Meadow Quade was the other. From first glance she was not what one would consider beautiful, or even cute. Her eyes were slanted and small, while her lips were full and nose pointed. Each feature seemed to be misplaced on her short, tiny body, but after looking at her, really looking at her, they fit together. She was actually extremely pretty.

None of them knew what kind of relationship Meadow and Dustin shared, but they had been informed that Meadow never left Dustin’s side, he always had her with him. Each had grown up in the middle class, they clearly still had little money compared to what they would be getting. They wore only jeans and simple t-shirts. But one month ago they had produced a song called “Just Getting By” for a brand new girl group, “Lightning” for their upcoming album “Lightning Strikes”. The single had been released and now the song and album were number one on the charts. Dustin and Meadow were officially being sought after every major group out there. Lance assumed offers must have been pouring into their homes, calls and lunches being set up all the time.

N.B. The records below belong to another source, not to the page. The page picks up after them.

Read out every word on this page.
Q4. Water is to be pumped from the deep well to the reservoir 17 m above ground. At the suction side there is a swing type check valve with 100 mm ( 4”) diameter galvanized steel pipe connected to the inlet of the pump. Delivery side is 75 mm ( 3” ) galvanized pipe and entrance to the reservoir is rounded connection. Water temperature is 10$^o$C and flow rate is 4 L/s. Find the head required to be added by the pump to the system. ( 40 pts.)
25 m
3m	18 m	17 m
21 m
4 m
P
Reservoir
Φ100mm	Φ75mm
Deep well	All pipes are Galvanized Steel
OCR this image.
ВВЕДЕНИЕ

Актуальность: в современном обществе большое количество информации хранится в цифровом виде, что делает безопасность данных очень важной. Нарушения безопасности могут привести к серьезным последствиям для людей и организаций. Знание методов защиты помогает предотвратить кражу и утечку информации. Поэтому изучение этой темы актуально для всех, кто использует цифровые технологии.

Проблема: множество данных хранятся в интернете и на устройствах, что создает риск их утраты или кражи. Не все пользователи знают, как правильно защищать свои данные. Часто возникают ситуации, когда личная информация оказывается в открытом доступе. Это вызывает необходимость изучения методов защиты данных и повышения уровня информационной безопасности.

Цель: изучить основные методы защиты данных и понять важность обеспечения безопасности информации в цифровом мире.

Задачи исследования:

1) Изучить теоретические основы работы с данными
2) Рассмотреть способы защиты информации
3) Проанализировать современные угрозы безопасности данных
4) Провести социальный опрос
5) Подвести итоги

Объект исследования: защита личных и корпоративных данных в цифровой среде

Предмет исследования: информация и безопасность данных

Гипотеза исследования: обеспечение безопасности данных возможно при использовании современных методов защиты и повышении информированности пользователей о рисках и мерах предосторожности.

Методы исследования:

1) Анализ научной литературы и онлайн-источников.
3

They had held out for ‘N Sync.

After extremely small small talk, JC leaned on the table with his forearms and said, “So, what do you think about coming down to Florida and producing for us?”

Dustin grinned, liking JC’s blunt approach. “I’ve considered the offer, and I’ll admit that it’s the best one we’ve gotten, but I have a problem.”

“What would that be?” JC asked.

“The problem is you Mr. Chasez.”

“Why is he the problem?” Joey said.

“Meadow and I usually and would prefer to work alone. You want to co-produce with us. That’s a problem.”

JC sat back in his chair and Lance could tell that he had expected Dustin to say that. “It won’t be as bad as you think Mr. Wisner.”

“Dustin, please.”

“All right Dustin. Although I’ve produced a lot more records than you have, I’m still a student, willing to learn. I believe we could both have something to learn and something to teach one another. If there’s anything that you would like changed that I’ve done to a song, then I will be completely obliged to sit down and figure out a way to make it better. I don’t care about how it gets done; the final product is all that matters. Right?”

Dustin was quiet. Meadow, who had said nothing after the introductions and had remained staring distastefully at her food, sat up and smiled. “Ok.”

“What?” Dustin and JC said at the same time.

“Let’s do it.” She looked at Dustin. “It sounds reasonable and it’s a good offer and project. Besides,” she turned her blue eyes to JC, “I want to work with him. With all of them. I think we could really do something with your group Mr. Chasez.”

“JC,” he said.

She smiled again. “JC.”

“Sounds like someone wants a piece of our Mr. Chasez,” Justin whispered to Lance.

Dustin seemed disturbed by Meadow’s sudden agreement. “How about we meet again tomorrow, at one of the downtown studios. We’ll try and work together on something and see how it comes out. Does that sound agreeable with you guys?”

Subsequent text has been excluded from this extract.